One thing which comes up repeatedly - findings essentially in agreement with Kodak. It is important to note he did not approach the excercise with the intention of proving Kodak or Ilford or Agfa wrong. In fact it would be surprising if his results differed wildly from those of reputable scientists and were in conflict with good theory. What he wanted to do was test the claims and assertions made by other people in books, magazines, articles and such. In general throughout the book he's quite good about comparing his findings with those of Kodak and other researchers, and then using all this to test the validity of statements made by others.
It is a book about applying proper scientific method to darkroom photography, since unfortunately this is almost never done by the people who often speak loudest. Where the book is less successful is the theory. The data can often show a claim to be true or false, but explaining why is another matter.
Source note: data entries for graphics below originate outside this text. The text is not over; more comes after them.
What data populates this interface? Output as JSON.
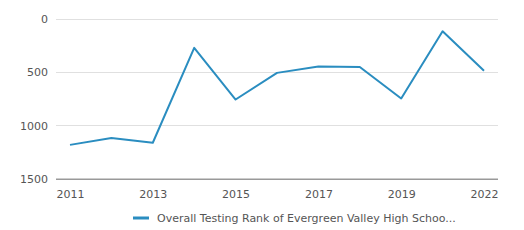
{
  "chart_data": {
    "type": "line",
    "categories": [
      "2011",
      null,
      "2013",
      null,
      "2015",
      null,
      "2017",
      null,
      "2019",
      null,
      "2022"
    ],
    "series": [
      {
        "name": "Overall Testing Rank of Evergreen Valley High Schoo...",
        "color": "#2a8dc0",
        "values": [
          1180,
          1115,
          1160,
          270,
          755,
          505,
          445,
          450,
          745,
          115,
          485
        ]
      }
    ],
    "ylim": [
      1500,
      0
    ],
    "yticks": [
      0,
      500,
      1000,
      1500
    ],
    "grid": true,
    "legend": "bottom"
  }
}
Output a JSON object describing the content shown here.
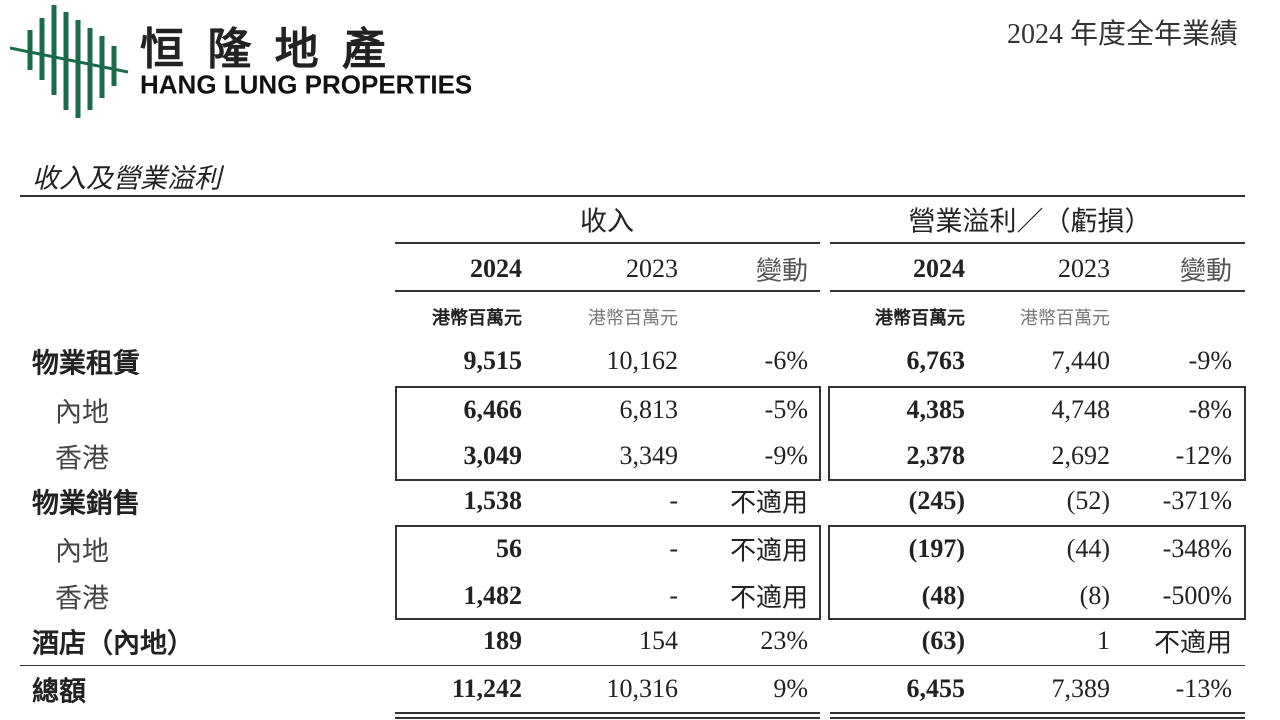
{
  "header": {
    "logo_cn": "恒 隆 地 產",
    "logo_en": "HANG LUNG PROPERTIES",
    "report": "2024 年度全年業績"
  },
  "section_title": "收入及營業溢利",
  "table": {
    "groups": [
      "收入",
      "營業溢利／（虧損）"
    ],
    "columns": [
      "2024",
      "2023",
      "變動",
      "2024",
      "2023",
      "變動"
    ],
    "units": [
      "港幣百萬元",
      "港幣百萬元",
      "港幣百萬元",
      "港幣百萬元"
    ],
    "rows": [
      {
        "label": "物業租賃",
        "cells": [
          "9,515",
          "10,162",
          "-6%",
          "6,763",
          "7,440",
          "-9%"
        ]
      },
      {
        "label": "內地",
        "cells": [
          "6,466",
          "6,813",
          "-5%",
          "4,385",
          "4,748",
          "-8%"
        ]
      },
      {
        "label": "香港",
        "cells": [
          "3,049",
          "3,349",
          "-9%",
          "2,378",
          "2,692",
          "-12%"
        ]
      },
      {
        "label": "物業銷售",
        "cells": [
          "1,538",
          "-",
          "不適用",
          "(245)",
          "(52)",
          "-371%"
        ]
      },
      {
        "label": "內地",
        "cells": [
          "56",
          "-",
          "不適用",
          "(197)",
          "(44)",
          "-348%"
        ]
      },
      {
        "label": "香港",
        "cells": [
          "1,482",
          "-",
          "不適用",
          "(48)",
          "(8)",
          "-500%"
        ]
      },
      {
        "label": "酒店（內地）",
        "cells": [
          "189",
          "154",
          "23%",
          "(63)",
          "1",
          "不適用"
        ]
      },
      {
        "label": "總額",
        "cells": [
          "11,242",
          "10,316",
          "9%",
          "6,455",
          "7,389",
          "-13%"
        ]
      }
    ]
  }
}
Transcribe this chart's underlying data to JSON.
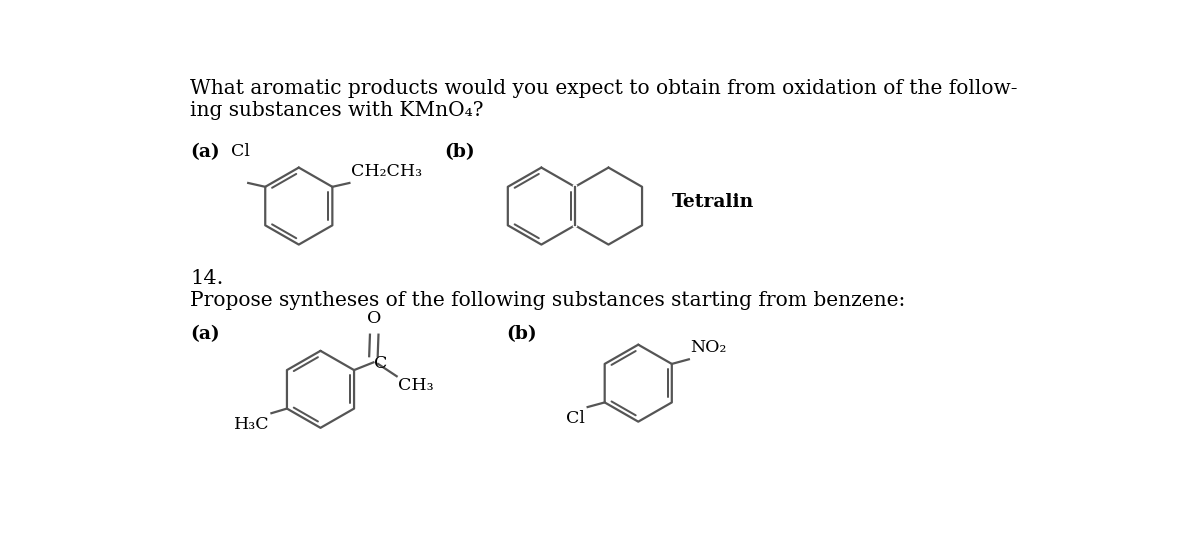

That is not the primary focus of the book and Henry freely admits when he is unable to explain why something is the way it is. This is why I find the first half of the book about printing controls "better" than the stuff about film and developers. When it comes to printing it is easier to test the validity of many things that are said. When it comes to film processing on the other hand, things can get very complicated from a theoretical perspective. I think I would challenge a few of his interpretations of the data.
There are also still a couple of things I don't fully understand about his use of the acutance formula. This is also something I'm a little unclear on in the Altman/Henn study. The formula is still bothering me. It is assumed to NOT take edge effects into account, but then there's that Dmax-Dmin part of the equation... It's like "half pregnant".
A shame he is not around. While it isn't perfect, I think many people could learn a lot from his book. I wish I could carry on that type of work.